Are software testing cycle times testing your patience?

28 September 2023 | 15 Shares

Source: Shutterstock

Technology decision-makers often find themselves between a rock and a hard place. On the one hand, demands emanating from the boardroom put the emphasis on fast turnaround of projects and quantifiable results. Conversely, software development teams are (rightly) unwilling to take iterations or new projects into production without proper testing and quality assurance.

What could be seen as a slow production lifecycle can also be construed as a careful one, where no product gets in front of end-users without rigorous checking. The more painstaking release cycle may take longer – and, therefore, be more expensive – but the results mean a lower burden on customer-facing support, a better reputation, higher user retention, and a host of other positives.

It’s widely assumed that it’s very difficult to speed up software development without throwing at least some caution to the wind. But big savings can be made to software testing time and costs when critical software is extended, refined, or migrated by a vendor to a new version. Here are a couple of real-world examples of how that’s been achieved.

Capital savings on test cycles

For global financial giant Capital One, an overhaul of its middleware systems – absolutely central to its online credit application and customer service functions – meant it had to reconsider its existing software testing scripts and processes. It would have taken the team, under CTO Jackie Stringer, too long in the timescale dictated by decision-makers.

The emphasis placed on the accessibility of any testing platform by business users and technical staff meant that Andrew Wilkinson, Software Test Team Leader at Capital One, had to evaluate several new automation tools and run pilot studies of candidate platforms. In addition to ensuring the middleware itself performed to specification, there was a need for comprehensive user testing in later phases of the project across multiple business functions.

UAT

Source: Shutterstock

He and the IT Team chose Original Software’s test automation platform, which fulfilled the brief due to its speed, comprehensiveness, and intuitive GUI that line-of-business experts easily learned.

The company’s CI/CD pipeline allowed almost-daily builds of the middleware, so ‘following the threads’ to test every possible outcome on multiple affected systems could only be achieved by a powerful platform. Changes to end-users’ experience in public-facing web apps were automatically incorporated into the platform’s testing scripts, allowing a quicker cadence of code merges and testing rounds.

“Because [the] Self-Healing technology took all the pain out of updating [testing] scripts, it enabled us to quickly adapt scripts to the revised application and re-test immediately, re-using the work we had already put in,” Wilkinson said.

Capital One’s middleware refresh program benefited from a 75% reduction in testing cycle times, helping the project be delivered on time and in budget.

Mining, aggregating, and recycling data

At the core of enterprise-scale manufacturing and engineering, Infor M3, like most instances of large ERPs, is massively extended and attenuated by its users. Finnish global player Valmet needed to update its M3 instance, but the extent of the platform’s international deployment and its central position in the IT stack meant that a careful yet expedited approach was necessary. The company’s Global ERP Owner, Nadja Westen had scheduled three months of testing for the upgrade but achieved it in half the time, saving Valmet an estimated 4,000 hours.

UAT

Source: Shutterstock

Despite 2,000 Infor-based test cases to run in six countries, the integration between Original Software’s test management solution and the CI platform Jira meant that testers’ results fed straight into the existing developers’ ticket-based workflows.

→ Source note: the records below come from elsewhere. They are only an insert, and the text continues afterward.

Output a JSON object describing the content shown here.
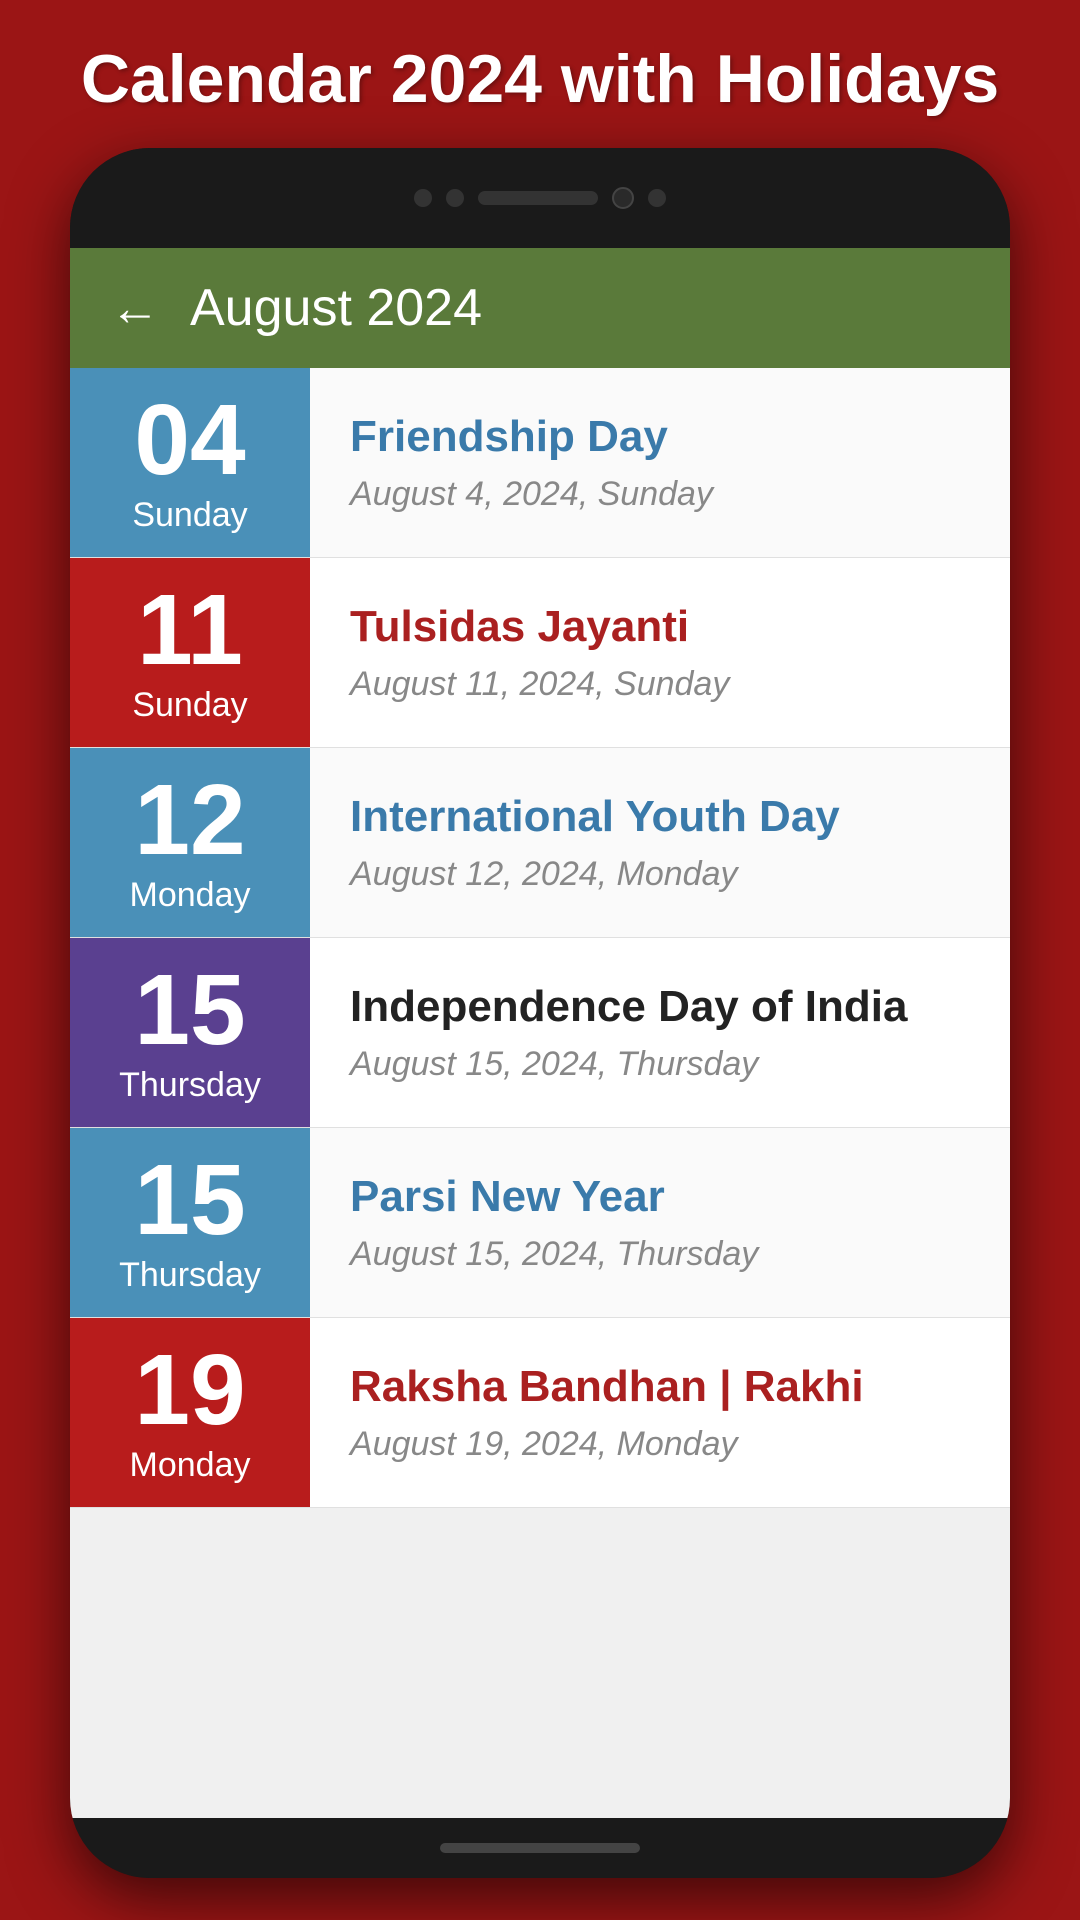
{
  "page": {
    "title": "Calendar 2024 with Holidays",
    "header": {
      "back_label": "←",
      "month_title": "August 2024"
    },
    "events": [
      {
        "date_number": "04",
        "date_day": "Sunday",
        "badge_color": "blue",
        "event_name": "Friendship Day",
        "event_name_color": "blue-text",
        "event_date": "August 4, 2024, Sunday"
      },
      {
        "date_number": "11",
        "date_day": "Sunday",
        "badge_color": "red",
        "event_name": "Tulsidas Jayanti",
        "event_name_color": "red-text",
        "event_date": "August 11, 2024, Sunday"
      },
      {
        "date_number": "12",
        "date_day": "Monday",
        "badge_color": "blue",
        "event_name": "International Youth Day",
        "event_name_color": "blue-text",
        "event_date": "August 12, 2024, Monday"
      },
      {
        "date_number": "15",
        "date_day": "Thursday",
        "badge_color": "purple",
        "event_name": "Independence Day of India",
        "event_name_color": "dark-text",
        "event_date": "August 15, 2024, Thursday"
      },
      {
        "date_number": "15",
        "date_day": "Thursday",
        "badge_color": "blue",
        "event_name": "Parsi New Year",
        "event_name_color": "blue-text",
        "event_date": "August 15, 2024, Thursday"
      },
      {
        "date_number": "19",
        "date_day": "Monday",
        "badge_color": "red",
        "event_name": "Raksha Bandhan | Rakhi",
        "event_name_color": "red-text",
        "event_date": "August 19, 2024, Monday"
      }
    ]
  }
}
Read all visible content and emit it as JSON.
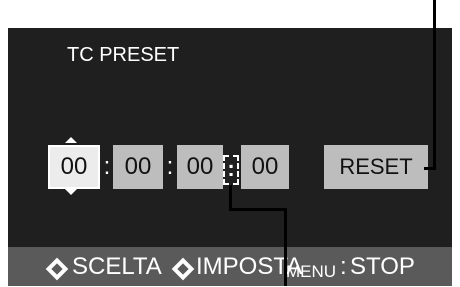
{
  "title": "TC PRESET",
  "timecode": {
    "hours": "00",
    "minutes": "00",
    "seconds": "00",
    "frames": "00",
    "sep_1": ":",
    "sep_2": ":",
    "sep_3": ":",
    "frame_sep": ":"
  },
  "reset_label": "RESET",
  "footer": {
    "select_label": "SCELTA",
    "set_label": "IMPOSTA",
    "menu_label": "MENU",
    "menu_colon": ":",
    "stop_label": "STOP"
  },
  "colors": {
    "screen_background": "#1f1f1f",
    "field_background": "#bdbdbd",
    "selected_field": "#ececec",
    "footer_background": "#5a5a5a"
  }
}
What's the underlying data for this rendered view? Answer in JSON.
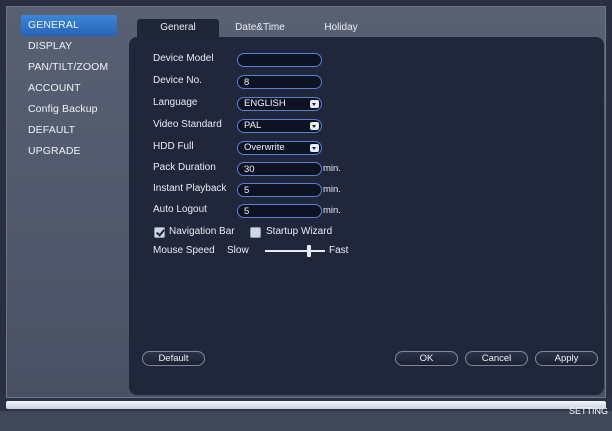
{
  "sidebar": {
    "items": [
      {
        "label": "GENERAL",
        "active": true
      },
      {
        "label": "DISPLAY"
      },
      {
        "label": "PAN/TILT/ZOOM"
      },
      {
        "label": "ACCOUNT"
      },
      {
        "label": "Config Backup"
      },
      {
        "label": "DEFAULT"
      },
      {
        "label": "UPGRADE"
      }
    ]
  },
  "tabs": [
    {
      "label": "General",
      "active": true
    },
    {
      "label": "Date&Time"
    },
    {
      "label": "Holiday"
    }
  ],
  "form": {
    "device_model": {
      "label": "Device Model",
      "value": ""
    },
    "device_no": {
      "label": "Device No.",
      "value": "8"
    },
    "language": {
      "label": "Language",
      "value": "ENGLISH"
    },
    "video_standard": {
      "label": "Video Standard",
      "value": "PAL"
    },
    "hdd_full": {
      "label": "HDD Full",
      "value": "Overwrite"
    },
    "pack_duration": {
      "label": "Pack Duration",
      "value": "30",
      "unit": "min."
    },
    "instant_playback": {
      "label": "Instant Playback",
      "value": "5",
      "unit": "min."
    },
    "auto_logout": {
      "label": "Auto Logout",
      "value": "5",
      "unit": "min."
    },
    "navigation_bar": {
      "label": "Navigation Bar",
      "checked": true
    },
    "startup_wizard": {
      "label": "Startup Wizard",
      "checked": false
    },
    "mouse_speed": {
      "label": "Mouse Speed",
      "slow_label": "Slow",
      "fast_label": "Fast",
      "level": 0.75
    }
  },
  "buttons": {
    "default": "Default",
    "ok": "OK",
    "cancel": "Cancel",
    "apply": "Apply"
  },
  "footer": {
    "label": "SETTING"
  },
  "colors": {
    "accent": "#2f74c9",
    "panel": "#20273a",
    "frame": "#525b6d"
  }
}
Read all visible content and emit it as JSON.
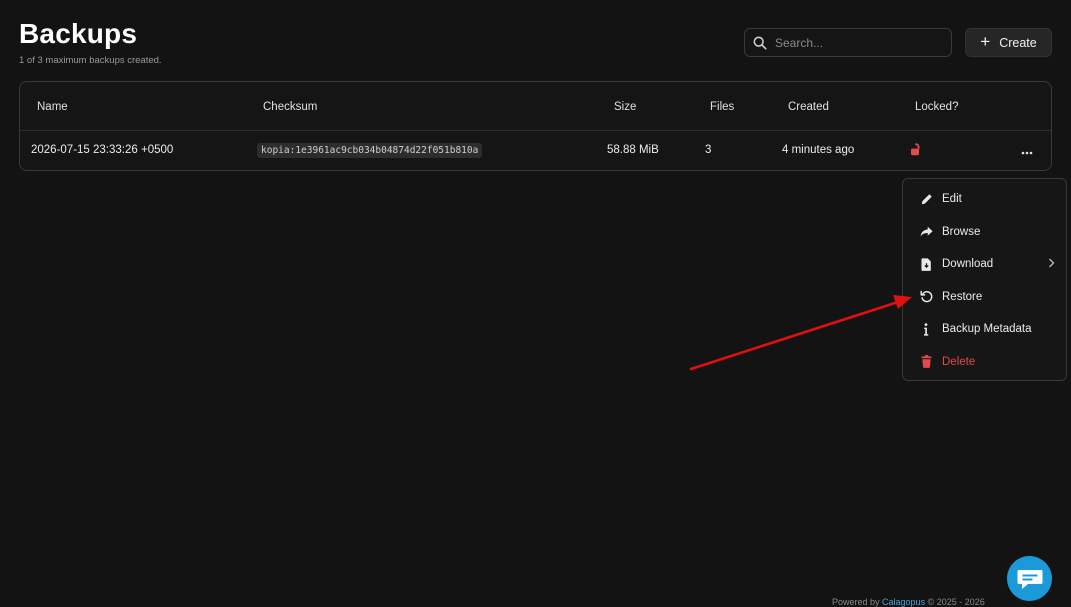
{
  "header": {
    "title": "Backups",
    "subtitle": "1 of 3 maximum backups created."
  },
  "search": {
    "placeholder": "Search..."
  },
  "toolbar": {
    "create_label": "Create"
  },
  "table": {
    "columns": [
      "Name",
      "Checksum",
      "Size",
      "Files",
      "Created",
      "Locked?"
    ],
    "rows": [
      {
        "name": "2026-07-15 23:33:26 +0500",
        "checksum": "kopia:1e3961ac9cb034b04874d22f051b810a",
        "size": "58.88 MiB",
        "files": "3",
        "created": "4 minutes ago",
        "locked_icon": "unlocked-padlock-icon"
      }
    ]
  },
  "context_menu": {
    "items": [
      {
        "label": "Edit",
        "icon": "pencil-icon"
      },
      {
        "label": "Browse",
        "icon": "share-arrow-icon"
      },
      {
        "label": "Download",
        "icon": "file-download-icon",
        "has_submenu": true
      },
      {
        "label": "Restore",
        "icon": "restore-icon"
      },
      {
        "label": "Backup Metadata",
        "icon": "info-icon"
      },
      {
        "label": "Delete",
        "icon": "trash-icon",
        "danger": true
      }
    ]
  },
  "footer": {
    "prefix": "Powered by ",
    "brand": "Calagopus",
    "suffix": " © 2025 - 2026"
  },
  "colors": {
    "background": "#131313",
    "danger": "#e5484d",
    "annotation_arrow": "#e01010",
    "chat_bubble": "#1a9ad9"
  }
}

“The tools from Original Software enable us to know exactly what each tester has done, and the recordings help us prepare for the future as well. We can use the results for producing training materials,” Westen said. The audit trail and documentation previously assembled by hand in Word and Excel documents is now available quickly in standardized formats, which means that compliance – a mainstay of Valmet’s ethos – is faster and more comprehensive.

The company’s plans for third-phase user acceptance testing will continue to use Original Software to run testing on the upgrade to Infor M3 in six countries and many user-facing applications that run from M3’s data core, including a Salesforce instance.